Дядя поэта и Стейнбек

We use cookies. Read the Privacy and Cookie Policy

Евтушенко: Как мой дядя подружился с Джоном Стейнбеком – это фантастика!

Сидит у меня Стейнбек дома, и мы с ним говорим по-испански. У меня лучше был испанский уже тогда, а Стейнбек говорил по-испански свободно. Ну, сидели, болтали, и в этот момент вваливается мой дядя Андрей Дубинин. Прямо со станции Зима, он был там начальником автобазы, шофером грузовика. Человек, который во время войны отвечал за то, чтобы перевели все грузовики Сибири на чурочное отопление. Чурками топили, чтоб экономить бензин для фронта. Приделывали две мусорные металлические корзины по бокам, дети наколотые чурки бросали туда, и машины двигались на этом топливе. Это дяде моему было поручено. Он рвался на фронт, его не пускали, и он внедрял это всё.

Волков: Фантастический способ передвижения!

Евтушенко: Да! Дядя вообще был изобретатель, у него много было патентов, самородок был. Стихи любил жутко! Багрицкий – любимый поэт. У меня до сих пор в библиотеке есть стихи Андрея Дубинина и Володи Дубинина – это его брат, тоже самородок, к сожалению, пивший сильно, как многие самородки на Руси – и гибнувшие из-за этого.

В общем, заходит дядя с чемоданом – получил какую-то горящую путевку, едет в Сочи. Спрашивает: «Кто это у тебя тут?» Говорю: «У меня тут один американец сидит, писатель». И даже не говорю кто, имя не называю. О, я своего дядю недооценил! А Стейнбек – вот настоящий писатель! – тут же забыл про меня. Он уже со мной познакомился, сделал анализ меня, мы уже друзья с ним, а тут появился пролетарий. Вы понимаете, всё выглядело как инсценировка! Уж очень театрально.

Стейнбек его спрашивает: «А что вы читали из американской литературы?» – «Ну, – говорит дядя, – чо, Марка Твена, конечно, читал». – «Ну а что еще?» Писатели-то как дети все, знаете.

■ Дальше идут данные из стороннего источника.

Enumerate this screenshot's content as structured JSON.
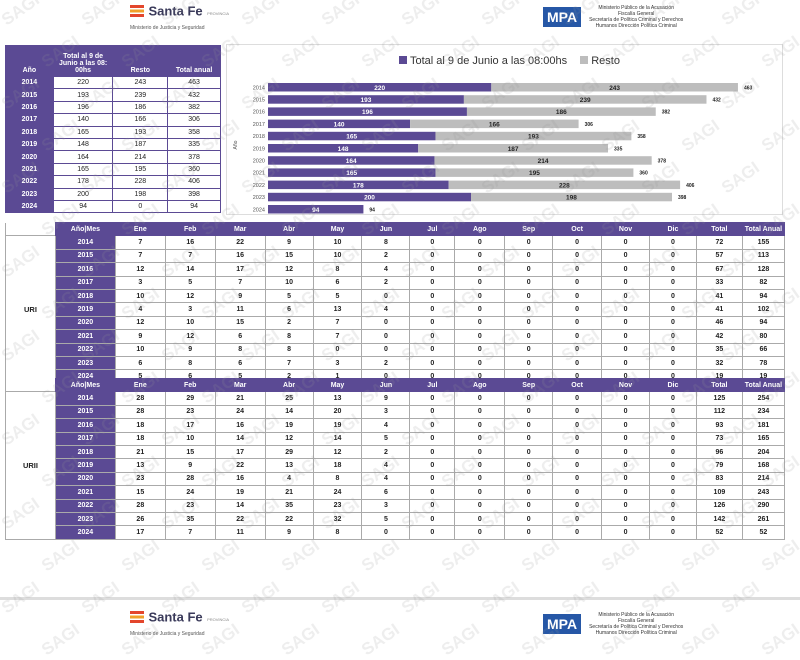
{
  "header": {
    "santafe_name": "Santa Fe",
    "santafe_sub": "PROVINCIA",
    "santafe_ministry": "Ministerio de Justicia y Seguridad",
    "mpa_logo": "MPA",
    "mpa_lines": [
      "Ministerio Público de la Acusación",
      "Fiscalía General",
      "Secretaría de Política Criminal y Derechos",
      "Humanos Dirección Política Criminal"
    ]
  },
  "watermark": "SAGI",
  "summary_table": {
    "headers": [
      "Año",
      "Total al 9 de Junio a las 08: 00hs",
      "Resto",
      "Total anual"
    ],
    "rows": [
      [
        "2014",
        "220",
        "243",
        "463"
      ],
      [
        "2015",
        "193",
        "239",
        "432"
      ],
      [
        "2016",
        "196",
        "186",
        "382"
      ],
      [
        "2017",
        "140",
        "166",
        "306"
      ],
      [
        "2018",
        "165",
        "193",
        "358"
      ],
      [
        "2019",
        "148",
        "187",
        "335"
      ],
      [
        "2020",
        "164",
        "214",
        "378"
      ],
      [
        "2021",
        "165",
        "195",
        "360"
      ],
      [
        "2022",
        "178",
        "228",
        "406"
      ],
      [
        "2023",
        "200",
        "198",
        "398"
      ],
      [
        "2024",
        "94",
        "0",
        "94"
      ]
    ]
  },
  "chart_data": {
    "type": "bar",
    "orientation": "horizontal",
    "stacked": true,
    "ylabel": "Año",
    "categories": [
      "2014",
      "2015",
      "2016",
      "2017",
      "2018",
      "2019",
      "2020",
      "2021",
      "2022",
      "2023",
      "2024"
    ],
    "series": [
      {
        "name": "Total al 9 de Junio a las 08:00hs",
        "color": "#5b4a94",
        "values": [
          220,
          193,
          196,
          140,
          165,
          148,
          164,
          165,
          178,
          200,
          94
        ]
      },
      {
        "name": "Resto",
        "color": "#bdbdbd",
        "values": [
          243,
          239,
          186,
          166,
          193,
          187,
          214,
          195,
          228,
          198,
          0
        ]
      }
    ],
    "totals": [
      463,
      432,
      382,
      306,
      358,
      335,
      378,
      360,
      406,
      398,
      94
    ],
    "legend": "top"
  },
  "months_header": [
    "Año|Mes",
    "Ene",
    "Feb",
    "Mar",
    "Abr",
    "May",
    "Jun",
    "Jul",
    "Ago",
    "Sep",
    "Oct",
    "Nov",
    "Dic",
    "Total",
    "Total Anual"
  ],
  "tables": [
    {
      "label": "URI",
      "rows": [
        [
          "2014",
          "7",
          "16",
          "22",
          "9",
          "10",
          "8",
          "0",
          "0",
          "0",
          "0",
          "0",
          "0",
          "72",
          "155"
        ],
        [
          "2015",
          "7",
          "7",
          "16",
          "15",
          "10",
          "2",
          "0",
          "0",
          "0",
          "0",
          "0",
          "0",
          "57",
          "113"
        ],
        [
          "2016",
          "12",
          "14",
          "17",
          "12",
          "8",
          "4",
          "0",
          "0",
          "0",
          "0",
          "0",
          "0",
          "67",
          "128"
        ],
        [
          "2017",
          "3",
          "5",
          "7",
          "10",
          "6",
          "2",
          "0",
          "0",
          "0",
          "0",
          "0",
          "0",
          "33",
          "82"
        ],
        [
          "2018",
          "10",
          "12",
          "9",
          "5",
          "5",
          "0",
          "0",
          "0",
          "0",
          "0",
          "0",
          "0",
          "41",
          "94"
        ],
        [
          "2019",
          "4",
          "3",
          "11",
          "6",
          "13",
          "4",
          "0",
          "0",
          "0",
          "0",
          "0",
          "0",
          "41",
          "102"
        ],
        [
          "2020",
          "12",
          "10",
          "15",
          "2",
          "7",
          "0",
          "0",
          "0",
          "0",
          "0",
          "0",
          "0",
          "46",
          "94"
        ],
        [
          "2021",
          "9",
          "12",
          "6",
          "8",
          "7",
          "0",
          "0",
          "0",
          "0",
          "0",
          "0",
          "0",
          "42",
          "80"
        ],
        [
          "2022",
          "10",
          "9",
          "8",
          "8",
          "0",
          "0",
          "0",
          "0",
          "0",
          "0",
          "0",
          "0",
          "35",
          "66"
        ],
        [
          "2023",
          "6",
          "8",
          "6",
          "7",
          "3",
          "2",
          "0",
          "0",
          "0",
          "0",
          "0",
          "0",
          "32",
          "78"
        ],
        [
          "2024",
          "5",
          "6",
          "5",
          "2",
          "1",
          "0",
          "0",
          "0",
          "0",
          "0",
          "0",
          "0",
          "19",
          "19"
        ]
      ]
    },
    {
      "label": "URII",
      "rows": [
        [
          "2014",
          "28",
          "29",
          "21",
          "25",
          "13",
          "9",
          "0",
          "0",
          "0",
          "0",
          "0",
          "0",
          "125",
          "254"
        ],
        [
          "2015",
          "28",
          "23",
          "24",
          "14",
          "20",
          "3",
          "0",
          "0",
          "0",
          "0",
          "0",
          "0",
          "112",
          "234"
        ],
        [
          "2016",
          "18",
          "17",
          "16",
          "19",
          "19",
          "4",
          "0",
          "0",
          "0",
          "0",
          "0",
          "0",
          "93",
          "181"
        ],
        [
          "2017",
          "18",
          "10",
          "14",
          "12",
          "14",
          "5",
          "0",
          "0",
          "0",
          "0",
          "0",
          "0",
          "73",
          "165"
        ],
        [
          "2018",
          "21",
          "15",
          "17",
          "29",
          "12",
          "2",
          "0",
          "0",
          "0",
          "0",
          "0",
          "0",
          "96",
          "204"
        ],
        [
          "2019",
          "13",
          "9",
          "22",
          "13",
          "18",
          "4",
          "0",
          "0",
          "0",
          "0",
          "0",
          "0",
          "79",
          "168"
        ],
        [
          "2020",
          "23",
          "28",
          "16",
          "4",
          "8",
          "4",
          "0",
          "0",
          "0",
          "0",
          "0",
          "0",
          "83",
          "214"
        ],
        [
          "2021",
          "15",
          "24",
          "19",
          "21",
          "24",
          "6",
          "0",
          "0",
          "0",
          "0",
          "0",
          "0",
          "109",
          "243"
        ],
        [
          "2022",
          "28",
          "23",
          "14",
          "35",
          "23",
          "3",
          "0",
          "0",
          "0",
          "0",
          "0",
          "0",
          "126",
          "290"
        ],
        [
          "2023",
          "26",
          "35",
          "22",
          "22",
          "32",
          "5",
          "0",
          "0",
          "0",
          "0",
          "0",
          "0",
          "142",
          "261"
        ],
        [
          "2024",
          "17",
          "7",
          "11",
          "9",
          "8",
          "0",
          "0",
          "0",
          "0",
          "0",
          "0",
          "0",
          "52",
          "52"
        ]
      ]
    }
  ]
}
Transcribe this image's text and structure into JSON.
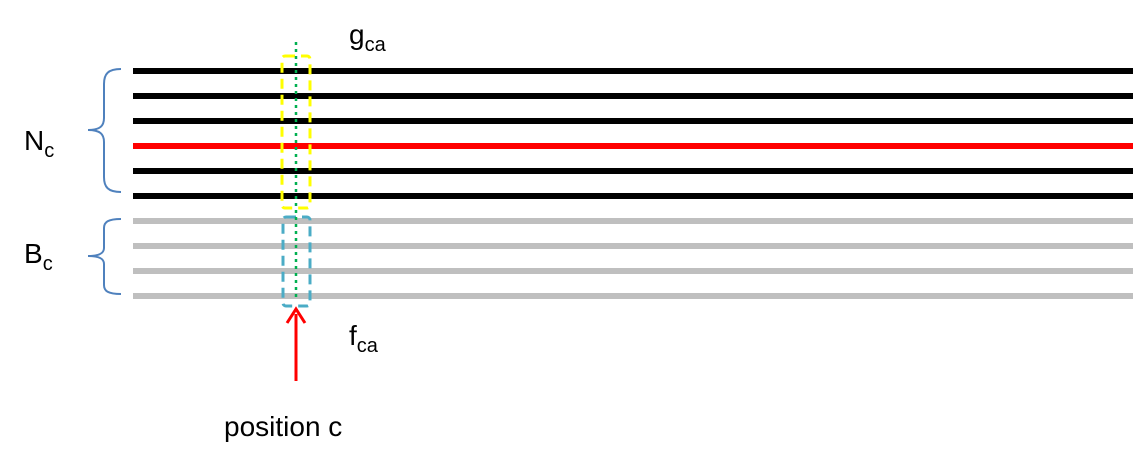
{
  "labels": {
    "n": {
      "main": "N",
      "sub": "c"
    },
    "b": {
      "main": "B",
      "sub": "c"
    },
    "g": {
      "main": "g",
      "sub": "ca"
    },
    "f": {
      "main": "f",
      "sub": "ca"
    },
    "position": "position c"
  },
  "colors": {
    "black_line": "#000000",
    "red_line": "#ff0000",
    "gray_line": "#bfbfbf",
    "brace": "#4f81bd",
    "yellow_box": "#ffff00",
    "cyan_box": "#4bacc6",
    "green_dotted": "#00b050",
    "arrow": "#ff0000"
  },
  "icons": {
    "n_brace": "curly-brace-icon",
    "b_brace": "curly-brace-icon",
    "arrow": "arrow-up-icon"
  }
}
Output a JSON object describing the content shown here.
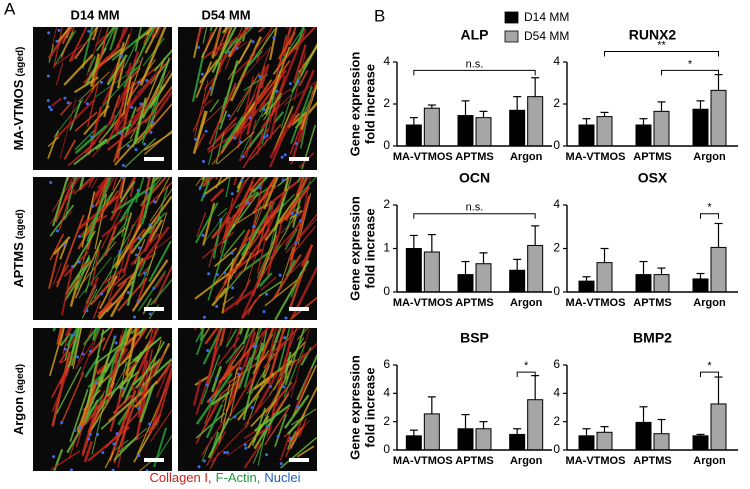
{
  "panel_a": {
    "label": "A",
    "columns": [
      "D14 MM",
      "D54 MM"
    ],
    "rows": [
      {
        "name": "MA-VTMOS",
        "qualifier": "(aged)"
      },
      {
        "name": "APTMS",
        "qualifier": "(aged)"
      },
      {
        "name": "Argon",
        "qualifier": "(aged)"
      }
    ],
    "legend": [
      {
        "text": "Collagen I,",
        "color": "#c8211f"
      },
      {
        "text": "F-Actin,",
        "color": "#1f9a3c"
      },
      {
        "text": "Nuclei",
        "color": "#1f5fbf"
      }
    ]
  },
  "panel_b": {
    "label": "B"
  },
  "chart_data": [
    {
      "type": "bar",
      "title": "ALP",
      "ylabel": [
        "Gene expression",
        "fold increase"
      ],
      "categories": [
        "MA-VTMOS",
        "APTMS",
        "Argon"
      ],
      "series": [
        {
          "name": "D14 MM",
          "color": "#000000",
          "values": [
            1.0,
            1.45,
            1.7
          ],
          "errors": [
            0.35,
            0.7,
            0.65
          ]
        },
        {
          "name": "D54 MM",
          "color": "#a6a6a6",
          "values": [
            1.8,
            1.35,
            2.35
          ],
          "errors": [
            0.15,
            0.3,
            0.9
          ]
        }
      ],
      "ylim": [
        0,
        4
      ],
      "yticks": [
        0,
        2,
        4
      ],
      "annotations": [
        {
          "label": "n.s.",
          "y": 3.6,
          "from": [
            "MA-VTMOS",
            "D14 MM"
          ],
          "to": [
            "Argon",
            "D54 MM"
          ]
        }
      ]
    },
    {
      "type": "bar",
      "title": "RUNX2",
      "categories": [
        "MA-VTMOS",
        "APTMS",
        "Argon"
      ],
      "series": [
        {
          "color": "#000000",
          "values": [
            1.0,
            1.0,
            1.75
          ],
          "errors": [
            0.3,
            0.3,
            0.4
          ]
        },
        {
          "color": "#a6a6a6",
          "values": [
            1.4,
            1.65,
            2.65
          ],
          "errors": [
            0.2,
            0.45,
            0.75
          ]
        }
      ],
      "ylim": [
        0,
        4
      ],
      "yticks": [
        0,
        2,
        4
      ],
      "annotations": [
        {
          "label": "**",
          "y": 4.5,
          "from": [
            "MA-VTMOS",
            "D54 MM"
          ],
          "to": [
            "Argon",
            "D54 MM"
          ]
        },
        {
          "label": "*",
          "y": 3.6,
          "from": [
            "APTMS",
            "D54 MM"
          ],
          "to": [
            "Argon",
            "D54 MM"
          ]
        }
      ]
    },
    {
      "type": "bar",
      "title": "OCN",
      "ylabel": [
        "Gene expression",
        "fold increase"
      ],
      "categories": [
        "MA-VTMOS",
        "APTMS",
        "Argon"
      ],
      "series": [
        {
          "color": "#000000",
          "values": [
            1.0,
            0.4,
            0.5
          ],
          "errors": [
            0.3,
            0.3,
            0.25
          ]
        },
        {
          "color": "#a6a6a6",
          "values": [
            0.92,
            0.65,
            1.07
          ],
          "errors": [
            0.4,
            0.25,
            0.45
          ]
        }
      ],
      "ylim": [
        0,
        2
      ],
      "yticks": [
        0,
        1,
        2
      ],
      "annotations": [
        {
          "label": "n.s.",
          "y": 1.8,
          "from": [
            "MA-VTMOS",
            "D14 MM"
          ],
          "to": [
            "Argon",
            "D54 MM"
          ]
        }
      ]
    },
    {
      "type": "bar",
      "title": "OSX",
      "categories": [
        "MA-VTMOS",
        "APTMS",
        "Argon"
      ],
      "series": [
        {
          "color": "#000000",
          "values": [
            0.5,
            0.8,
            0.6
          ],
          "errors": [
            0.2,
            0.6,
            0.25
          ]
        },
        {
          "color": "#a6a6a6",
          "values": [
            1.35,
            0.8,
            2.05
          ],
          "errors": [
            0.65,
            0.3,
            1.1
          ]
        }
      ],
      "ylim": [
        0,
        4
      ],
      "yticks": [
        0,
        2,
        4
      ],
      "annotations": [
        {
          "label": "*",
          "y": 3.6,
          "from": [
            "Argon",
            "D14 MM"
          ],
          "to": [
            "Argon",
            "D54 MM"
          ]
        }
      ]
    },
    {
      "type": "bar",
      "title": "BSP",
      "ylabel": [
        "Gene expression",
        "fold increase"
      ],
      "categories": [
        "MA-VTMOS",
        "APTMS",
        "Argon"
      ],
      "series": [
        {
          "color": "#000000",
          "values": [
            1.0,
            1.5,
            1.1
          ],
          "errors": [
            0.4,
            1.0,
            0.4
          ]
        },
        {
          "color": "#a6a6a6",
          "values": [
            2.55,
            1.5,
            3.55
          ],
          "errors": [
            1.2,
            0.5,
            1.7
          ]
        }
      ],
      "ylim": [
        0,
        6
      ],
      "yticks": [
        0,
        2,
        4,
        6
      ],
      "annotations": [
        {
          "label": "*",
          "y": 5.5,
          "from": [
            "Argon",
            "D14 MM"
          ],
          "to": [
            "Argon",
            "D54 MM"
          ]
        }
      ]
    },
    {
      "type": "bar",
      "title": "BMP2",
      "categories": [
        "MA-VTMOS",
        "APTMS",
        "Argon"
      ],
      "series": [
        {
          "color": "#000000",
          "values": [
            1.0,
            1.95,
            1.0
          ],
          "errors": [
            0.5,
            1.1,
            0.1
          ]
        },
        {
          "color": "#a6a6a6",
          "values": [
            1.25,
            1.15,
            3.25
          ],
          "errors": [
            0.4,
            1.0,
            1.9
          ]
        }
      ],
      "ylim": [
        0,
        6
      ],
      "yticks": [
        0,
        2,
        4,
        6
      ],
      "annotations": [
        {
          "label": "*",
          "y": 5.5,
          "from": [
            "Argon",
            "D14 MM"
          ],
          "to": [
            "Argon",
            "D54 MM"
          ]
        }
      ]
    }
  ]
}
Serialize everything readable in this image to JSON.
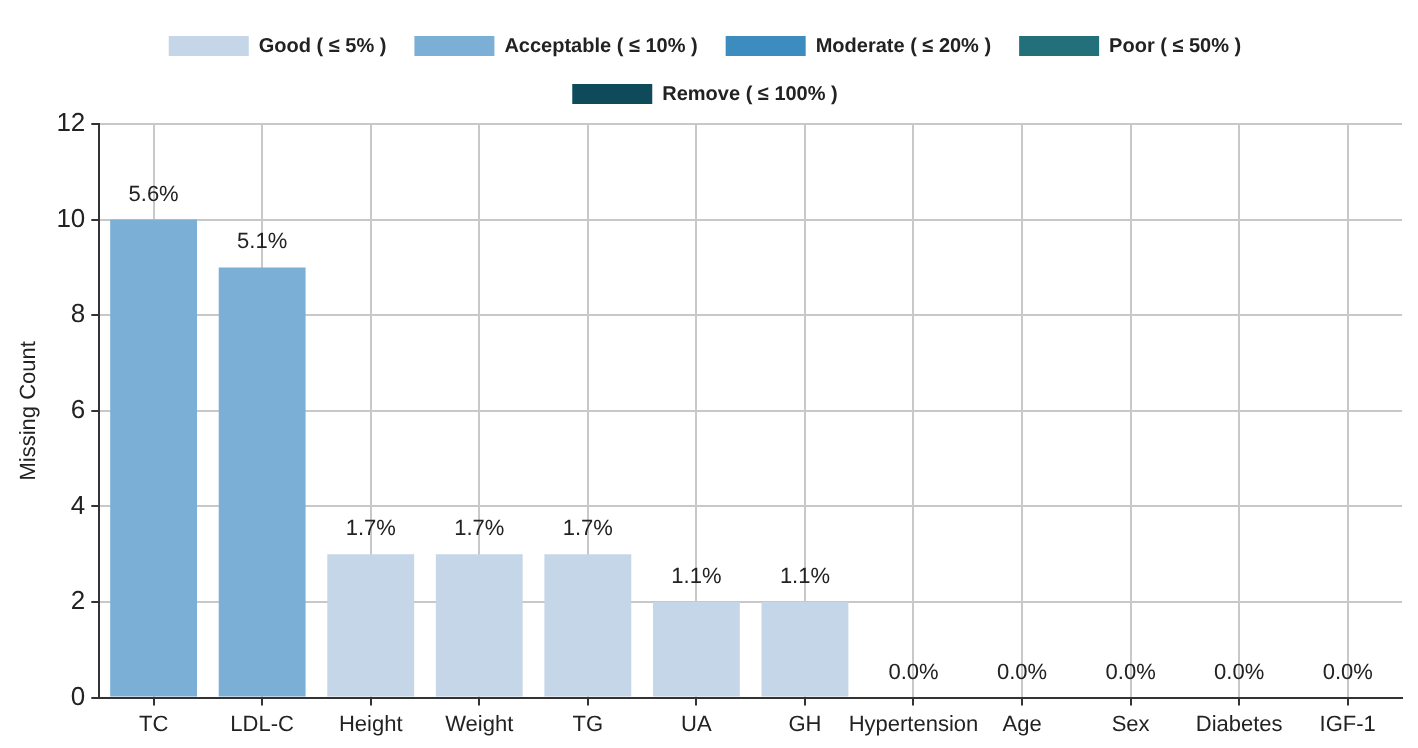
{
  "chart_data": {
    "type": "bar",
    "ylabel": "Missing Count",
    "categories": [
      "TC",
      "LDL-C",
      "Height",
      "Weight",
      "TG",
      "UA",
      "GH",
      "Hypertension",
      "Age",
      "Sex",
      "Diabetes",
      "IGF-1"
    ],
    "series": [
      {
        "name": "Good ( ≤ 5% )",
        "color": "#c5d6e8",
        "values": [
          null,
          null,
          3,
          3,
          3,
          2,
          2,
          0,
          0,
          0,
          0,
          0
        ]
      },
      {
        "name": "Acceptable ( ≤ 10% )",
        "color": "#7bafd6",
        "values": [
          10,
          9,
          null,
          null,
          null,
          null,
          null,
          null,
          null,
          null,
          null,
          null
        ]
      },
      {
        "name": "Moderate ( ≤ 20% )",
        "color": "#3d8cc0",
        "values": [
          null,
          null,
          null,
          null,
          null,
          null,
          null,
          null,
          null,
          null,
          null,
          null
        ]
      },
      {
        "name": "Poor ( ≤ 50% )",
        "color": "#23707a",
        "values": [
          null,
          null,
          null,
          null,
          null,
          null,
          null,
          null,
          null,
          null,
          null,
          null
        ]
      },
      {
        "name": "Remove ( ≤ 100% )",
        "color": "#0f4a5a",
        "values": [
          null,
          null,
          null,
          null,
          null,
          null,
          null,
          null,
          null,
          null,
          null,
          null
        ]
      }
    ],
    "annotations": [
      {
        "text": "5.6%",
        "x": "TC",
        "y": 10
      },
      {
        "text": "5.1%",
        "x": "LDL-C",
        "y": 9
      },
      {
        "text": "1.7%",
        "x": "Height",
        "y": 3
      },
      {
        "text": "1.7%",
        "x": "Weight",
        "y": 3
      },
      {
        "text": "1.7%",
        "x": "TG",
        "y": 3
      },
      {
        "text": "1.1%",
        "x": "UA",
        "y": 2
      },
      {
        "text": "1.1%",
        "x": "GH",
        "y": 2
      },
      {
        "text": "0.0%",
        "x": "Hypertension",
        "y": 0
      },
      {
        "text": "0.0%",
        "x": "Age",
        "y": 0
      },
      {
        "text": "0.0%",
        "x": "Sex",
        "y": 0
      },
      {
        "text": "0.0%",
        "x": "Diabetes",
        "y": 0
      },
      {
        "text": "0.0%",
        "x": "IGF-1",
        "y": 0
      }
    ],
    "ylim": [
      0,
      12
    ],
    "yticks": [
      0,
      2,
      4,
      6,
      8,
      10,
      12
    ],
    "grid": true,
    "legend": "top"
  }
}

Волков: Им хочется, чтобы их читали.

Евтушенко: «А вы не слышали о таком писателе американском – Стейнбеке?» – «Ну как же, – говорит дядя, – „Гроздья гнева“ я читал!» – «Да? – Стейнбек недоверчиво. – А что-то я не помню этого романа, это о чем там?»

Волков: Проверять стал.

Евтушенко: Даже я не помнил героев этого романа. А он вспомнил, дядя мой. «А что это за книжка, – говорит Стейнбек, – была?» – «Ну как книжка, – говорит дядя, – в „Роман-газете“ я читал». И всё-всё описал, даже фамилии помнил семьи этой самой. Тогда Стейнбек говорит: «Это я – автор этой книги». И тут дядя мой: «Да ну что вы, на фотографии в „Роман-газете“ он с усиками был!» А Стейнбек стал оправдываться: «Так когда это было! Да я это, я!» И какую-то вытащил рекламную открыточку – показал, что это он.

Они долго сидели, сколько выпили, я просто не знаю. Очень много. Поздно страшно было. А я перевожу только с испанского на русский и обратно, Стейнбек всё расспрашивает… Потом к утру уже говорит: «Вот у меня тут записано, что у вас есть один обычай: пол-ли-тра-на-тро-их». И что вы думаете? Они с дядей пошли искать, где пол-литра на троих можно организовать. Причем потребовали, чтобы я удалился. Потому что нужно было найти настоящего третьего.

Волков: Алкаша…

Евтушенко: Да. И мы договорились, что через час я за ними приду. А в это время дома у меня появился представитель Союза писателей: «Мы потеряли Стейнбека!» Просто «тысяча и одна ночь»! Короче говоря, когда я вернулся, у нас какой-то человек сидел с удочками.

Волков: Где-то рыбака нашли! Третьего на пол-литра!

Евтушенко: С удочками! И Стейнбек дремал, мой дядя тоже – и как-то они все вместе сгрудились…

Волков: Скульптурная группа: пол-литра на троих… Видите, вот общая-то черта какая у американских и российских талантов!